Des mesures indispensables pour éviter une seconde vague
Toutes ces précautions ont pour objectif d'éviter une seconde vague massive de contamination, qui sera inéluctable si des mesures ne sont pas maintenues, voire renforcées selon une étude réalisée conjointement par l'Institut national de la santé et de la recherche médicale (Inserm), l'Institut Pierre-Louis d'épidémiologie et de santé publique et Médecine Sorbonne Université.
De son côté, l'Institut Pasteur assure que près de 6% de la population française aura été contaminée par le Covid-19 à l'horizon du 11 mai. Or, Simon Cauchemez, l’auteur principal de l’étude citée par The Times, explique que pour éviter la seconde vague, le «niveau d’immunité nécessaire de la population est estimé à 70%». «Nous sommes bien en dessous de ce chiffre actuellement», assure-t-il.
Une autre inconnue s'ajoute à cette équation : la durée de la période pendant laquelle cette immunité individuelle et collective va perdurer. Pour le moment, les scientifiques ne disposent pas de données suffisantes pour afficher des certitudes.
Une augmentation importante des dépistages et un retour facultatif dans les établissements scolaires
Alors que le virus semble parti pour s’installer dans le temps, le déconfinement doit donc s'établir sur la base d'un dépistage le plus large possible, selon les scientifiques. Ainsi, le gouvernement souhaite prioritairement tester en grand nombre les personnes potentiellement infectées par le Covid-19.

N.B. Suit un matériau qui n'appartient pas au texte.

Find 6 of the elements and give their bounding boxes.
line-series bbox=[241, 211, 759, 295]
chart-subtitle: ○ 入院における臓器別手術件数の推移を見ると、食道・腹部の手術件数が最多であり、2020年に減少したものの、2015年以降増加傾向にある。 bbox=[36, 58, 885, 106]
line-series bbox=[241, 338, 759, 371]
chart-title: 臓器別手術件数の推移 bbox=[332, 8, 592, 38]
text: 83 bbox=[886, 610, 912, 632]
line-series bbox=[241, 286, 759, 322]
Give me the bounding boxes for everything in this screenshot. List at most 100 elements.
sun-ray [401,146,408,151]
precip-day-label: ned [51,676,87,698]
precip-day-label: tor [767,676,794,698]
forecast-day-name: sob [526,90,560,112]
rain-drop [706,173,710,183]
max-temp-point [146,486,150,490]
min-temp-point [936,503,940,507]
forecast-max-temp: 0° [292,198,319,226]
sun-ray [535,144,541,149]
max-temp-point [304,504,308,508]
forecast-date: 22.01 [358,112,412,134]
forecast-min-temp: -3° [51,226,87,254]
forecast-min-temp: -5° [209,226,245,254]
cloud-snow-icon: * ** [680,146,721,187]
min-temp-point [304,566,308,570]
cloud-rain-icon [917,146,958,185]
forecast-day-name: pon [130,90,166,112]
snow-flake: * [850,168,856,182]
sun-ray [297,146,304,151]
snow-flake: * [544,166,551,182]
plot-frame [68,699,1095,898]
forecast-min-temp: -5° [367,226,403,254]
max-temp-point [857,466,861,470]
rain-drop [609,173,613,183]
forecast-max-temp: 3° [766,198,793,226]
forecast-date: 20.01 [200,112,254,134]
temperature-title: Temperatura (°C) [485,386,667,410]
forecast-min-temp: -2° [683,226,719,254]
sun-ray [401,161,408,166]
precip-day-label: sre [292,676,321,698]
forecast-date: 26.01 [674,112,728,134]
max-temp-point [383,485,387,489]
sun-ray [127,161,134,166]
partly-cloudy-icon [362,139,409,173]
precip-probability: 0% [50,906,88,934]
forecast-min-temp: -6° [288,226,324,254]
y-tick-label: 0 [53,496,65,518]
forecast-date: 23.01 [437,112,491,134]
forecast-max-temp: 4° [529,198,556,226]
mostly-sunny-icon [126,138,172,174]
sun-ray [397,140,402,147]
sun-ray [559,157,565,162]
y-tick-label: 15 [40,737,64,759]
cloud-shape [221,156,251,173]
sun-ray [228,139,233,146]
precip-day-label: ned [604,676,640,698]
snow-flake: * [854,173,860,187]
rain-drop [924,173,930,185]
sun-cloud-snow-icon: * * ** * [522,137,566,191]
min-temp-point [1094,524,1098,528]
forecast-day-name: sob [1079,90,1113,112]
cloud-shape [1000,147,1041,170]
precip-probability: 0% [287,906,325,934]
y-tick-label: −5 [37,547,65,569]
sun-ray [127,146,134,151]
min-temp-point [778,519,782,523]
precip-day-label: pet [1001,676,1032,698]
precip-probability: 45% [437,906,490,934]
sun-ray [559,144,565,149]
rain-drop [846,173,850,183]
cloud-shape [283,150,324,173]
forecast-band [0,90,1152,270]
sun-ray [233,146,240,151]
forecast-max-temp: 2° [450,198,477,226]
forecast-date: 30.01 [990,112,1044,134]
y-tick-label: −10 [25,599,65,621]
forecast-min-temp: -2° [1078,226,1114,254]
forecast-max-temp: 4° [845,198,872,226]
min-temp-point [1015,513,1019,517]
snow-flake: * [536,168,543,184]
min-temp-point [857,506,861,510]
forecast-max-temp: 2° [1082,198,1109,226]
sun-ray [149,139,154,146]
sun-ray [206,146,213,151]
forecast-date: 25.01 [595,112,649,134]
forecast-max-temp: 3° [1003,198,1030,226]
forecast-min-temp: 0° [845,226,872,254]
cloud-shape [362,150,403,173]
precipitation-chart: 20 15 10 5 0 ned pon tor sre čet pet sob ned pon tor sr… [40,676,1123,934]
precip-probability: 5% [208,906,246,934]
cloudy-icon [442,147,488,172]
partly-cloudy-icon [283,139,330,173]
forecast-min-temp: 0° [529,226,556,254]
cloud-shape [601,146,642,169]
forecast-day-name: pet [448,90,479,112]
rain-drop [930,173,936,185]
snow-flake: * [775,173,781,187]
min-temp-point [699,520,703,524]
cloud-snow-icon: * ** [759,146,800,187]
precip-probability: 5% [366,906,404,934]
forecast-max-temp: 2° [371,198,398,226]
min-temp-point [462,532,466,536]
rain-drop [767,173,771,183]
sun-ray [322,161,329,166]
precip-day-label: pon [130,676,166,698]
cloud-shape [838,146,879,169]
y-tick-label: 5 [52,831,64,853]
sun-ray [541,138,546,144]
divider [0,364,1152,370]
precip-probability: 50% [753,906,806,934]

Pour le moment, le dépistage sera réservé aux soignants, aux personnes présentant des symptômes, aux résidents des maisons de retraite et aux foyers de migrants. Le pays devrait pouvoir effectuer 500 000 tests par semaine d’ici au 11 mai contre 150 000 actuellement.
Une autre inconnue concerne le port du masque, alors que la France en a manqué. Le gouvernement assure que la production française et les importations vont s'accroître rapidement, pour dépasser 25 millions de masques lavables par semaine fin avril, selon la secrétaire d'Etat Agnès Pannier-Runacher.
Concernant le retour des élèves dans les établissements scolaires, l’exécutif doit encore apporter des précisions, mais il n'y aura pas «d'obligation de retour à l'école» et le «principe de volontariat» sera mis en place, selon l'Elysée.
Dans le Grand Est, la réouverture des écoles pourrait notamment ne pas être effective dès le 11 mai, comme l'a expliqué sur France Bleu le président de la Commission des affaires culturelles, le député bas-rhinois Bruno Studer : «Est-ce que dans le Grand Est, la situation fait qu'il faudra attendre un petit peu ? Ce n'est pas impossible. Il n'y aura pas de priorité à l'économie faite sur les questions sanitaires.»
Enfin, le gouvernement devrait se prononcer pour le maintien dans un premier temps de la limitation des déplacements interrégionaux pour préserver les régions les moins touchées par l'épidémie.
La France devra retarder la date du déconfinement si les tests de dépistage ne sont pas en nombre suffisant
Confronté à ces nombreuses inconnues, le conseil scientifique, sur lequel s’appuie le gouvernement, se montre très vigilant, particulièrement concernant la capacité à tester massivement les personnes susceptibles d’être contaminées. Jean-François Delfraissy, président du conseil, a déjà prévenu: «La France devra retarder la date du déconfinement si les tests de dépistage ne sont pas en nombre suffisant.»
Le gouvernement entend peaufiner son plan durant ce week-end et devrait le dévoiler la semaine prochaine.